The next window has four tabs. Start with the Basic
tab. You can enter the chart title here.
In the Devices
tab, click on Add Device
.
The window will extend and you can select the Field
, which represents the data you want to visualize.
After selecting Temperature
, you can choose a color for this data and change the display name (optional).
On the Axis
tab, you can define the Unit
of the data and set the MIN
and MAX
values to be displayed (optional). I left it here on 0 for the min value and auto for the max value.
In the last tab—the Timeframe
tab—you can set how much data should be displayed. Since we just started receiving data here, I chose This hour
. You can change this later once more data is available.

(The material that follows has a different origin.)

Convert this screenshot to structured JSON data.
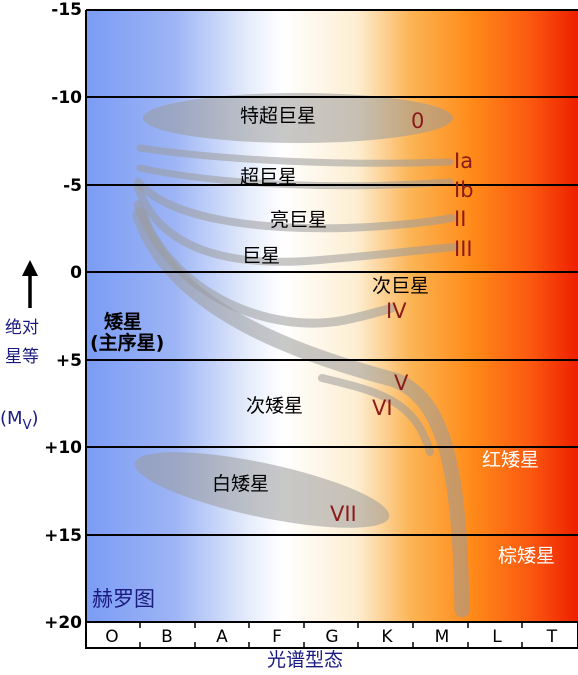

The preview will now already show some data. Click Save
to go back to the dashboard edit window.
It will now show your first widget with the temperature data. You can resize it with the small arrow in the lower right corner of the widget.
After repeating these steps for other fields—Humidity
, Pressure
, and Air Quality
— you can see the charts with the received data. Click on the yellow icon next to Unsaved changes
to go save your work and go back to the main dashboard view.
Well, RAKstars, that's all. Now, you have the data from your environment sensor in a nice visualization that you can access and see from anywhere.
I hope this short tutorial was helpful.